Post
Topic
Board Altcoin Discussion
Re: DECENTRALIZED crypto currency (including Bitcoin) is a delusion (any solutions?)
by
enet
on 18/01/2016, 10:20:44 UTC
Blockchains doesn't mean that all nodes agree on a total order of events. It means consensus on partial order of events.

And if you allowed only one transaction per block?

edit: The partial ordering can only be within one single block, and the total ordering is of all blocks, so if you have only one transaction per block, doesn't it follow that you have a total ordering of transactions?

Blockchains allow for partial order and eventual consistency. Not all nodes agree on everything. In particular in Bitcoin they don't agree whether transaction A happened before transaction B (total order of events). Double spend problem means one can order transaction in packages called blocks. Blockchains implement partial order of events. That's also why script is Turing non complete.

More formally, one can sort transactions (or events or messages) by time the way Lamport did. So its mathematically a partially ordered set, i.e. a relation of a set of events (transactions are events or messages). The relation can deliver an answer for 2 events A and B and determine whether event A happened strictly before, strictly after, or roughly at the same time (in one block). What makes it even more complicated is that Bitcoin has a statistical distribution. The longer in the past A and B the more sure one is, since more nodes have confirmed it.

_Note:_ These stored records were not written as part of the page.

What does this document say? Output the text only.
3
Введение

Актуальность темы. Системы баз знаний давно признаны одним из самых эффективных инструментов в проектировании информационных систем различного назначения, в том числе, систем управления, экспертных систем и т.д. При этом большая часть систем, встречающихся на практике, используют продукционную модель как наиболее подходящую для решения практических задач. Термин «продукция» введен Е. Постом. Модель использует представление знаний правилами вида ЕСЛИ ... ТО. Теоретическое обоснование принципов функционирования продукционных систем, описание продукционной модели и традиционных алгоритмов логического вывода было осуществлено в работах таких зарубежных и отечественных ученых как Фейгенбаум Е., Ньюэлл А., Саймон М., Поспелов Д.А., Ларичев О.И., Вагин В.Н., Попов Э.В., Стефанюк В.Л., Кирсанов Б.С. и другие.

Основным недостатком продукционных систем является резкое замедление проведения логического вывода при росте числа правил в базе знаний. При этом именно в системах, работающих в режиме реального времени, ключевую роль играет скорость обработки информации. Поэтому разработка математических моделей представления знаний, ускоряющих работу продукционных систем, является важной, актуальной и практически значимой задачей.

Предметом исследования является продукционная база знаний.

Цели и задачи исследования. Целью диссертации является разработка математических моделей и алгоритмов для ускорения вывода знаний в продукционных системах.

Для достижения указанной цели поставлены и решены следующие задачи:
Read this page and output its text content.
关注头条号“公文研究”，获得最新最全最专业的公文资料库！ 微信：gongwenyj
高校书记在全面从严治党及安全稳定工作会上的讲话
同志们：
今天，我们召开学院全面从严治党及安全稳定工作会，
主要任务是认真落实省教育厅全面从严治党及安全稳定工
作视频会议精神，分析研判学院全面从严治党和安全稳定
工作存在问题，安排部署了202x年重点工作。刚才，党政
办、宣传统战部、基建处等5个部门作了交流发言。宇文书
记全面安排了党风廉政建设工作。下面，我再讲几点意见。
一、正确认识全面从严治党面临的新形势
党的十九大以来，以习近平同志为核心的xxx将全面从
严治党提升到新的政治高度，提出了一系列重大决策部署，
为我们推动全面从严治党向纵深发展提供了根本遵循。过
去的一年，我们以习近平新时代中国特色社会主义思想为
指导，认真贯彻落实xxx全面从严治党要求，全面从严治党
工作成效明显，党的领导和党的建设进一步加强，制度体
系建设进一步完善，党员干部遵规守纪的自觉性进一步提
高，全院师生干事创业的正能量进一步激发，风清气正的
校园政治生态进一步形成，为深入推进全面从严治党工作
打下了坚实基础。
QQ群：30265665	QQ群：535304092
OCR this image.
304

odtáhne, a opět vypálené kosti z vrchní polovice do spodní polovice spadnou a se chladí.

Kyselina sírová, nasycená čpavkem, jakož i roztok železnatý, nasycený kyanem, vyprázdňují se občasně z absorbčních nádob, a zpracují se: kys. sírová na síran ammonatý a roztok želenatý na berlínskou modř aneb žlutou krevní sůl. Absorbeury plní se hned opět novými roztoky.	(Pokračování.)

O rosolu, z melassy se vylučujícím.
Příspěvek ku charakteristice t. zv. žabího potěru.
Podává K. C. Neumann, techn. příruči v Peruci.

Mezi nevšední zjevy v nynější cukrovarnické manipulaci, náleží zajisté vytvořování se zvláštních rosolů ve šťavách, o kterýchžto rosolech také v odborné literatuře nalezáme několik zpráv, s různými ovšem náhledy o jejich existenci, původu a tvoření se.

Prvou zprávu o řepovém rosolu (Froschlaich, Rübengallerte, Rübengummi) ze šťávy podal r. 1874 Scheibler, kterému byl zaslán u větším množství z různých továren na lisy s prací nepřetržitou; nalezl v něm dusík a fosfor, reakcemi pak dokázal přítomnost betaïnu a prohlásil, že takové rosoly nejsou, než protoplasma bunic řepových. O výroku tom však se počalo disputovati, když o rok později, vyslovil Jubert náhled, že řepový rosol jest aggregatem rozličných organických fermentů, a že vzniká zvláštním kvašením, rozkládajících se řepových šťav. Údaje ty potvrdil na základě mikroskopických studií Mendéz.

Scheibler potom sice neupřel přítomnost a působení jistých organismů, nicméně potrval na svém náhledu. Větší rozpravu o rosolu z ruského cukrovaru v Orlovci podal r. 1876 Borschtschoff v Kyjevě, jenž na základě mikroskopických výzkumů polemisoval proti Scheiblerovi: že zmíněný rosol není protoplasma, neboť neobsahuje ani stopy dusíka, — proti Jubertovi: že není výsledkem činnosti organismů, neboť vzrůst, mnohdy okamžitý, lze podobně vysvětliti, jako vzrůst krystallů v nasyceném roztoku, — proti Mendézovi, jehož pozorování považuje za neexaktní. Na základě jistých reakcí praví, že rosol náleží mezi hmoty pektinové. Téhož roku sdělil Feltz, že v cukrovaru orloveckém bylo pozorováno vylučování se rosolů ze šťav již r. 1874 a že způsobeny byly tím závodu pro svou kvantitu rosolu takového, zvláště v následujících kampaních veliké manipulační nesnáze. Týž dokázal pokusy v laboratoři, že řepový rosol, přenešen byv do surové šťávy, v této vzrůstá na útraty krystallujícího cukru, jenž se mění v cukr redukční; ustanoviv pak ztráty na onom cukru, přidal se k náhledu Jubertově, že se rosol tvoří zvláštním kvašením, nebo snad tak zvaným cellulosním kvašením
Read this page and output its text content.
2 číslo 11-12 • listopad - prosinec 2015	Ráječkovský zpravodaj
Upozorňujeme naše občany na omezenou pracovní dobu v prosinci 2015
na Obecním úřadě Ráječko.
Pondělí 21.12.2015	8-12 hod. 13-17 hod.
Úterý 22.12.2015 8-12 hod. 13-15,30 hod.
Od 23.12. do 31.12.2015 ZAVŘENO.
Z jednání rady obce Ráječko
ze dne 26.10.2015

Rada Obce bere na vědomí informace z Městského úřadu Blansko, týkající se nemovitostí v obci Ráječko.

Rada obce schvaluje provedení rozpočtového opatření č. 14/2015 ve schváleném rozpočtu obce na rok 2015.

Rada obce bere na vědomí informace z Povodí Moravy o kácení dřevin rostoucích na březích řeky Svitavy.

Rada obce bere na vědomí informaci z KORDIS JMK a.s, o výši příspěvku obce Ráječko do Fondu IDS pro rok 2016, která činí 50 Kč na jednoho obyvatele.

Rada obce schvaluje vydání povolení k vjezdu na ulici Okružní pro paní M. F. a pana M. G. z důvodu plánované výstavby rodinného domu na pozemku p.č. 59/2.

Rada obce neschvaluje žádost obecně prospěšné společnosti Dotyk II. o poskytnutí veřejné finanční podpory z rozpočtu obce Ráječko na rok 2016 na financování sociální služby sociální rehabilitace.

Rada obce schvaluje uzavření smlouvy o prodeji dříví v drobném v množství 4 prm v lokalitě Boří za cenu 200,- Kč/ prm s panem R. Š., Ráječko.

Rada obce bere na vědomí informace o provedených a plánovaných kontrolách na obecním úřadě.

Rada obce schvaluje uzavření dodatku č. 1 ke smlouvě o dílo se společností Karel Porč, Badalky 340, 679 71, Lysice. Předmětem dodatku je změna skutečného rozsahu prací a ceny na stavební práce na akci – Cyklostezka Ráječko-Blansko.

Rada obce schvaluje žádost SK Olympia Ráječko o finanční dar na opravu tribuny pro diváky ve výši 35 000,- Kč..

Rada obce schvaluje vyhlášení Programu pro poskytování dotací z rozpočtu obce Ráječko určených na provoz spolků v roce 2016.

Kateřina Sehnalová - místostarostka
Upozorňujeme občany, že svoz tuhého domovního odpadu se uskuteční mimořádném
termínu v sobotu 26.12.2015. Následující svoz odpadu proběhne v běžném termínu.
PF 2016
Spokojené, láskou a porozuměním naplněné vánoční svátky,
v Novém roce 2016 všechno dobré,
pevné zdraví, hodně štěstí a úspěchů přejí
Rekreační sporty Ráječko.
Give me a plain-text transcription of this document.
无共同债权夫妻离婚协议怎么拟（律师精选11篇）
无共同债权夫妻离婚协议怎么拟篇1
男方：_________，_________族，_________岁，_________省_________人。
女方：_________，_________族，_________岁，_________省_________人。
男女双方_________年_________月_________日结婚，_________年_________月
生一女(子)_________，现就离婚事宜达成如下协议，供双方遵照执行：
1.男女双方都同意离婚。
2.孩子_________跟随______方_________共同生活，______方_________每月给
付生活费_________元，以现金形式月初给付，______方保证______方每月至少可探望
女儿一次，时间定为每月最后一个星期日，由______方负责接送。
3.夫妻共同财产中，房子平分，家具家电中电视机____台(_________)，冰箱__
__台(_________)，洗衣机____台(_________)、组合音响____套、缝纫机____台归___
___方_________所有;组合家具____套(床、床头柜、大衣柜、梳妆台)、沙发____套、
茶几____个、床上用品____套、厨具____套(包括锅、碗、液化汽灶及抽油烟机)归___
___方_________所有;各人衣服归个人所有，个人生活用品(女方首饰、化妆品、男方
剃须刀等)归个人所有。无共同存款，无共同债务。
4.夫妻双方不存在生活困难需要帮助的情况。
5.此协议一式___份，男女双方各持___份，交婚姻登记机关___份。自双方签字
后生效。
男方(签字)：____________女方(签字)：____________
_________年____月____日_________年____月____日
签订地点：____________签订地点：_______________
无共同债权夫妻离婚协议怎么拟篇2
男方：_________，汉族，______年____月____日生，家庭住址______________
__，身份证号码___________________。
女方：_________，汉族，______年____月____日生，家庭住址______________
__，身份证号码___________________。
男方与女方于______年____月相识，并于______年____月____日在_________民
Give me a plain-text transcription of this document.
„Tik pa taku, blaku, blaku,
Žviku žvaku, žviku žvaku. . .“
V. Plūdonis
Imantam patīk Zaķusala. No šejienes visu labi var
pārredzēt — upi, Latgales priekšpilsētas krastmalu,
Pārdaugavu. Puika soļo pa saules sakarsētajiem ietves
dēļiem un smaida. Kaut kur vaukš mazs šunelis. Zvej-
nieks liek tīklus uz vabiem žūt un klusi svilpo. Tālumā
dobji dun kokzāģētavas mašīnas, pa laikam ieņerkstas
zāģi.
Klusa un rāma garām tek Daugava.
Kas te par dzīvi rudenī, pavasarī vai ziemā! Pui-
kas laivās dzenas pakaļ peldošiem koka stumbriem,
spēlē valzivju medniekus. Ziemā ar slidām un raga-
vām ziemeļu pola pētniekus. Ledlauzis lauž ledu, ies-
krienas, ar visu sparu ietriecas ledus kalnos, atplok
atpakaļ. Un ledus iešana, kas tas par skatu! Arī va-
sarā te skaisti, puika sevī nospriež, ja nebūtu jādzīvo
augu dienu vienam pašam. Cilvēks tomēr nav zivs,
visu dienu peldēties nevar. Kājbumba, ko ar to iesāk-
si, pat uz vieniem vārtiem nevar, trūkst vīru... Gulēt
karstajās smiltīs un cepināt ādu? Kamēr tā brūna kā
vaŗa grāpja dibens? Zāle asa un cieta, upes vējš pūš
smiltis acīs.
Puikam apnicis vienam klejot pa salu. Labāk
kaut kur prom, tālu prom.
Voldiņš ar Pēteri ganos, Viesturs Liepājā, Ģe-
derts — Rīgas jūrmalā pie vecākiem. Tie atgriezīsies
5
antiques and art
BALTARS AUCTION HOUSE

To have a total order of events, I think nobody has even an approximation. Two nodes will always disagree on total order, the same way two people in the same room will always see something different if they are in different locations. But they might agree enough.

I don't think one transaction per block would solve that problem. I believe its impossible to implement total order or anything like it, without a actually distributed timestamp mechanism. One can imagine a system where all computers connected to the Internet at the carrier level also have a timestamp protocol. If carriers are trustworthy (a very big ask), then everyone could look up the timestamp for a message. TCP/IP packets are not timestamped on top level and no entity on the Internet holds a history of events on the protocol level (everything refers to only the current state).